COVID19: COLDIRETTI AVELLINO, AL VIA VACCINI TRA AGRITURISMI E CANTINE PRENOTAZIONI PER AGRICOLTORI E FAMILIARI PRESSO UFFICI COLDIRETTI

COVID19: COLDIRETTI AVELLINO, AL VIA VACCINI TRA AGRITURISMI E CANTINE PRENOTAZIONI PER AGRICOLTORI E FAMILIARI PRESSO UFFICI COLDIRETTI

13 Giugno 2021 0 Di Anna Guerriero

Irpini pronti a vaccinarsi in centri realizzati all’interno delle strutture agricole. Oggi il taglio del nastro a Montoro, presso l’azienda multifunzionale GB Agricola, che produce l’apprezzatissima cipolla ramata, prodotto agroalimentare di eccellenza e fiore all’occhiello del territorio. Il centro vaccinale, nato grazie alla disponibilità dell’ASL di Avellino, è stato ubicato all’interno dell’agriturismo dell’azienda guidata da Nicola Barbato. Da martedì apertura di un altro centro vaccinale presso il Radici Resort della storica azienda vitivinicola Mastroberardino a Mirabella Eclano, per poi proseguire – compatibilmente con la disponibilità di personale sanitario e vaccini – in altre strutture che la Coldiretti Avellino ha già messo a disposizione.

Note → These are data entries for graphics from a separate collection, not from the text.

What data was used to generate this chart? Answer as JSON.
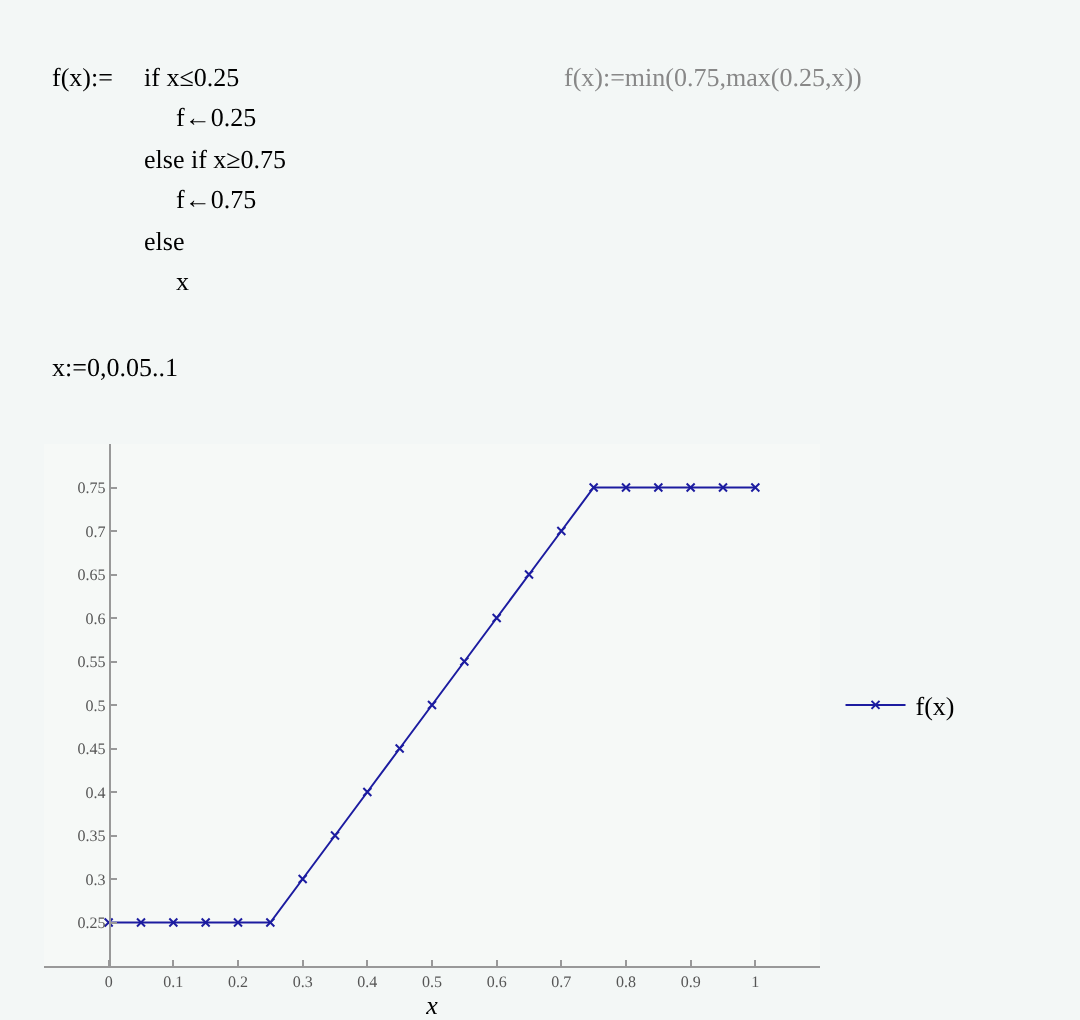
{
  "chart_data": {
    "type": "line",
    "xlabel": "x",
    "x": [
      0,
      0.05,
      0.1,
      0.15,
      0.2,
      0.25,
      0.3,
      0.35,
      0.4,
      0.45,
      0.5,
      0.55,
      0.6,
      0.65,
      0.7,
      0.75,
      0.8,
      0.85,
      0.9,
      0.95,
      1
    ],
    "series": [
      {
        "name": "f(x)",
        "color": "#1c1ca0",
        "values": [
          0.25,
          0.25,
          0.25,
          0.25,
          0.25,
          0.25,
          0.3,
          0.35,
          0.4,
          0.45,
          0.5,
          0.55,
          0.6,
          0.65,
          0.7,
          0.75,
          0.75,
          0.75,
          0.75,
          0.75,
          0.75
        ]
      }
    ],
    "xlim": [
      -0.1,
      1.1
    ],
    "xticks": [
      0,
      0.1,
      0.2,
      0.3,
      0.4,
      0.5,
      0.6,
      0.7,
      0.8,
      0.9,
      1
    ],
    "ylim": [
      0.2,
      0.8
    ],
    "yticks": [
      0.25,
      0.3,
      0.35,
      0.4,
      0.45,
      0.5,
      0.55,
      0.6,
      0.65,
      0.7,
      0.75
    ],
    "grid": false,
    "legend": "right",
    "marker": "cross",
    "line_style": "solid",
    "annotations": [
      "f(x):=",
      "if x≤0.25",
      "f←0.25",
      "else if x≥0.75",
      "f←0.75",
      "else",
      "x",
      "f(x):=min(0.75,max(0.25,x))",
      "x:=0,0.05..1"
    ]
  }
}
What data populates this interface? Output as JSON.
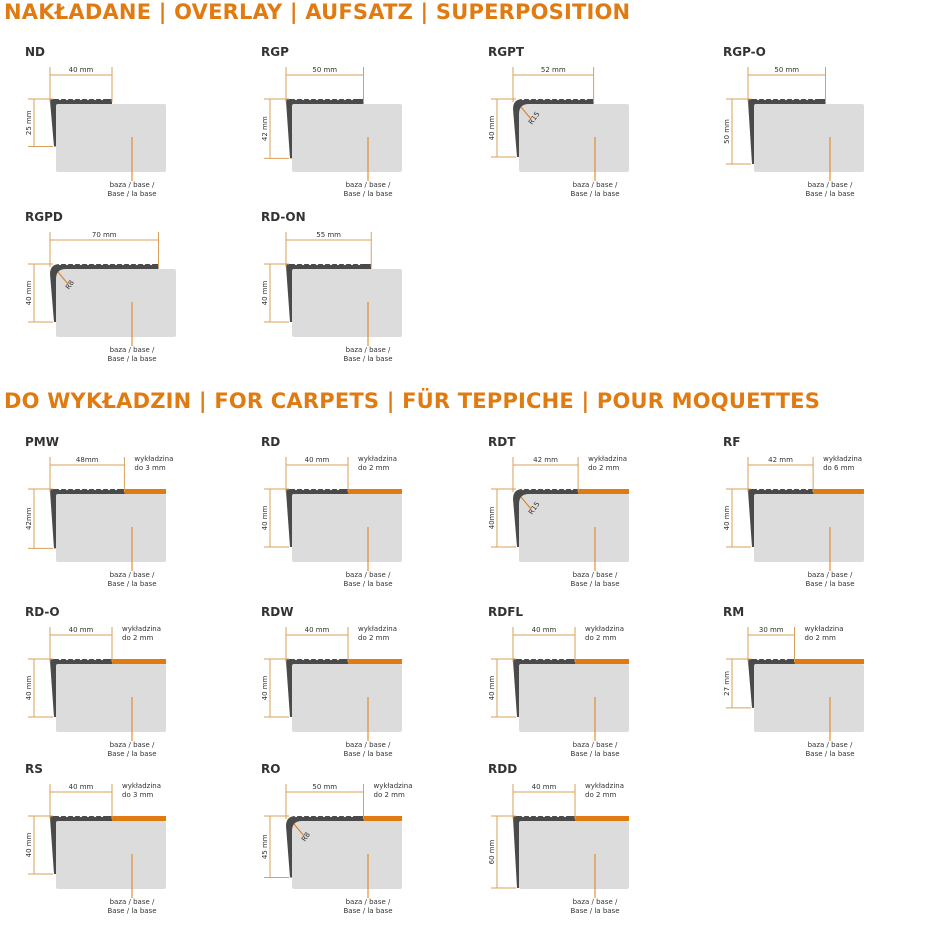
{
  "colors": {
    "accent": "#e07b12",
    "profile": "#4a4a4a",
    "base": "#dcdcdc",
    "dimension": "#d9a05a"
  },
  "base_label": [
    "baza / base /",
    "Base / la base"
  ],
  "sections": [
    {
      "title": "NAKŁADANE | OVERLAY | AUFSATZ | SUPERPOSITION",
      "profiles": [
        {
          "name": "ND",
          "width": "40 mm",
          "width_mm": 40,
          "height": "25 mm",
          "height_mm": 25
        },
        {
          "name": "RGP",
          "width": "50 mm",
          "width_mm": 50,
          "height": "42 mm",
          "height_mm": 42
        },
        {
          "name": "RGPT",
          "width": "52 mm",
          "width_mm": 52,
          "height": "40 mm",
          "height_mm": 40,
          "radius": "R15"
        },
        {
          "name": "RGP-O",
          "width": "50 mm",
          "width_mm": 50,
          "height": "50 mm",
          "height_mm": 50
        },
        {
          "name": "RGPD",
          "width": "70 mm",
          "width_mm": 70,
          "height": "40 mm",
          "height_mm": 40,
          "radius": "R8"
        },
        {
          "name": "RD-ON",
          "width": "55 mm",
          "width_mm": 55,
          "height": "40 mm",
          "height_mm": 40
        }
      ]
    },
    {
      "title": "DO WYKŁADZIN | FOR CARPETS | FÜR TEPPICHE | POUR MOQUETTES",
      "profiles": [
        {
          "name": "PMW",
          "width": "48mm",
          "width_mm": 48,
          "height": "42mm",
          "height_mm": 42,
          "carpet": [
            "wykładzina",
            "do 3 mm"
          ]
        },
        {
          "name": "RD",
          "width": "40 mm",
          "width_mm": 40,
          "height": "40 mm",
          "height_mm": 40,
          "carpet": [
            "wykładzina",
            "do 2 mm"
          ]
        },
        {
          "name": "RDT",
          "width": "42 mm",
          "width_mm": 42,
          "height": "40mm",
          "height_mm": 40,
          "radius": "R15",
          "carpet": [
            "wykładzina",
            "do 2 mm"
          ]
        },
        {
          "name": "RF",
          "width": "42 mm",
          "width_mm": 42,
          "height": "40 mm",
          "height_mm": 40,
          "carpet": [
            "wykładzina",
            "do 6 mm"
          ]
        },
        {
          "name": "RD-O",
          "width": "40 mm",
          "width_mm": 40,
          "height": "40 mm",
          "height_mm": 40,
          "carpet": [
            "wykładzina",
            "do 2 mm"
          ]
        },
        {
          "name": "RDW",
          "width": "40 mm",
          "width_mm": 40,
          "height": "40 mm",
          "height_mm": 40,
          "carpet": [
            "wykładzina",
            "do 2 mm"
          ]
        },
        {
          "name": "RDFL",
          "width": "40 mm",
          "width_mm": 40,
          "height": "40 mm",
          "height_mm": 40,
          "carpet": [
            "wykładzina",
            "do 2 mm"
          ]
        },
        {
          "name": "RM",
          "width": "30 mm",
          "width_mm": 30,
          "height": "27 mm",
          "height_mm": 27,
          "carpet": [
            "wykładzina",
            "do 2 mm"
          ]
        },
        {
          "name": "RS",
          "width": "40 mm",
          "width_mm": 40,
          "height": "40 mm",
          "height_mm": 40,
          "carpet": [
            "wykładzina",
            "do 3 mm"
          ]
        },
        {
          "name": "RO",
          "width": "50 mm",
          "width_mm": 50,
          "height": "45 mm",
          "height_mm": 45,
          "radius": "R8",
          "carpet": [
            "wykładzina",
            "do 2 mm"
          ]
        },
        {
          "name": "RDD",
          "width": "40 mm",
          "width_mm": 40,
          "height": "60 mm",
          "height_mm": 60,
          "carpet": [
            "wykładzina",
            "do 2 mm"
          ]
        }
      ]
    }
  ]
}
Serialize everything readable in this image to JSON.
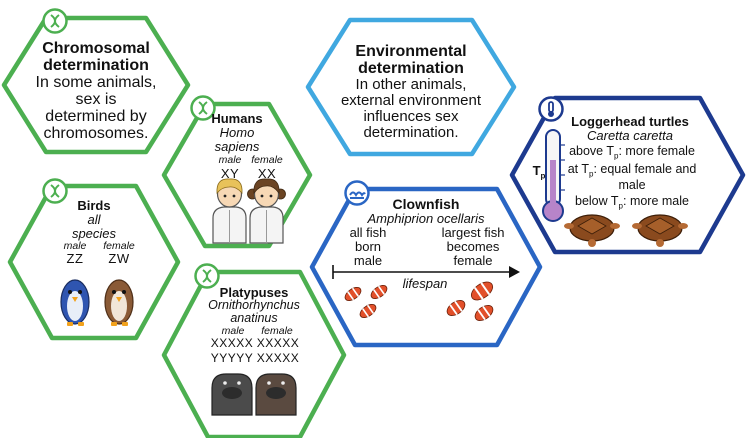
{
  "colors": {
    "green": "#4caf50",
    "light_blue": "#40a8e0",
    "mid_blue": "#2a66c4",
    "dark_blue": "#1d3a8f",
    "fish_orange": "#e2502a",
    "turtle_brown": "#8a4a1e"
  },
  "icons": {
    "chromosome": "dna-helix-icon",
    "wave": "water-wave-icon",
    "thermometer": "thermometer-icon"
  },
  "chromosomal": {
    "title": "Chromosomal determination",
    "title_l1": "Chromosomal",
    "title_l2": "determination",
    "desc_l1": "In some animals,",
    "desc_l2": "sex is",
    "desc_l3": "determined by",
    "desc_l4": "chromosomes."
  },
  "environmental": {
    "title_l1": "Environmental",
    "title_l2": "determination",
    "desc_l1": "In other animals,",
    "desc_l2": "external environment",
    "desc_l3": "influences sex",
    "desc_l4": "determination."
  },
  "humans": {
    "name": "Humans",
    "sci_l1": "Homo",
    "sci_l2": "sapiens",
    "male_label": "male",
    "female_label": "female",
    "male_chrom": "XY",
    "female_chrom": "XX"
  },
  "birds": {
    "name": "Birds",
    "sci_l1": "all",
    "sci_l2": "species",
    "male_label": "male",
    "female_label": "female",
    "male_chrom": "ZZ",
    "female_chrom": "ZW"
  },
  "platypuses": {
    "name": "Platypuses",
    "sci_l1": "Ornithorhynchus",
    "sci_l2": "anatinus",
    "male_label": "male",
    "female_label": "female",
    "male_row1": "XXXXX",
    "male_row2": "YYYYY",
    "female_row1": "XXXXX",
    "female_row2": "XXXXX"
  },
  "clownfish": {
    "name": "Clownfish",
    "sci": "Amphiprion ocellaris",
    "left_l1": "all fish",
    "left_l2": "born",
    "left_l3": "male",
    "right_l1": "largest fish",
    "right_l2": "becomes",
    "right_l3": "female",
    "axis_label": "lifespan"
  },
  "turtles": {
    "name": "Loggerhead turtles",
    "sci": "Caretta caretta",
    "thermo_label": "T",
    "thermo_sub": "p",
    "above_pre": "above T",
    "above_sub": "p",
    "above_post": ": more female",
    "at_pre": "at T",
    "at_sub": "p",
    "at_post": ": equal female and",
    "at_l2": "male",
    "below_pre": "below T",
    "below_sub": "p",
    "below_post": ": more male"
  }
}
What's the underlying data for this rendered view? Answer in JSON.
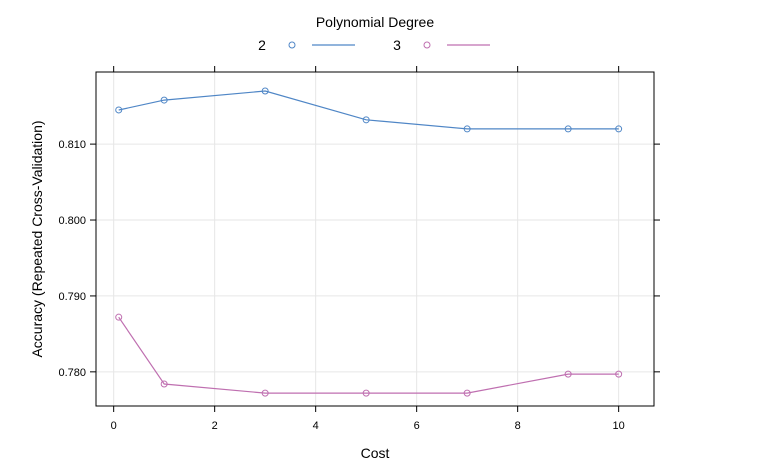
{
  "chart_data": {
    "type": "line",
    "title": "",
    "legend_title": "Polynomial Degree",
    "legend_position": "top",
    "xlabel": "Cost",
    "ylabel": "Accuracy (Repeated Cross-Validation)",
    "xlim": [
      -0.35,
      10.7
    ],
    "ylim": [
      0.7755,
      0.8195
    ],
    "x_ticks": [
      0,
      2,
      4,
      6,
      8,
      10
    ],
    "x_tick_labels": [
      "0",
      "2",
      "4",
      "6",
      "8",
      "10"
    ],
    "y_ticks": [
      0.78,
      0.79,
      0.8,
      0.81
    ],
    "y_tick_labels": [
      "0.780",
      "0.790",
      "0.800",
      "0.810"
    ],
    "grid": true,
    "x": [
      0.1,
      1,
      3,
      5,
      7,
      9,
      10
    ],
    "series": [
      {
        "name": "2",
        "color": "#4f86c6",
        "values": [
          0.8145,
          0.8158,
          0.817,
          0.8132,
          0.812,
          0.812,
          0.812
        ]
      },
      {
        "name": "3",
        "color": "#bf6fb0",
        "values": [
          0.7872,
          0.7784,
          0.7772,
          0.7772,
          0.7772,
          0.7797,
          0.7797
        ]
      }
    ]
  }
}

Presenti questa mattina al taglio del nastro del centro vaccinale “agricolo” di Montoro la direttrice generale dell’ASL di Avellino Maria Morgante, la consigliera regionale per le pari opportunità Rosetta D’Amelio, l’assessore alle politiche sociali del Comune di Montoro Maria Rosa Lepre e l’intera dirigenza di Coldiretti Avellino, con il presidente Francesco Acampora, il direttore Salvatore Loffreda e la codirettrice Maria Tortoriello. Ospite speciale Veronica Barbati, delegata nazionale di Coldiretti Giovani Impresa.

Le prenotazioni per i vaccini, rivolte a tutto il mondo agricolo – coltivatori diretti, imprenditori, operai e loro familiari – si potranno effettuare presso tutti gli uffici zona della Coldiretti di Avellino, disseminati sul territorio provinciale. Si tratta di una grande opportunità – commenta Coldiretti Avellino –  che l’ASL mette a disposizione degli agricoltori, cogliendo pienamente la disponibilità delle imprese a contribuire in maniera attiva e gratuita nell’aiutare il proprio territorio ad uscire dall’incubo del covid il più rapidamente possibile, rimettendo in moto l’economia, la vita sociale, i rapporti tra le persone e i progetti di sviluppo che l’agricoltura irpina stava già solidamente cogliendo. Sarà un impegno corale e convinto nella consapevolezza che solo la rapida chiusura della campagna vaccinale potrà riportare serenità, mettendo a frutto anche gli insegnamenti che questa tragedia ha trasmesso per sempre.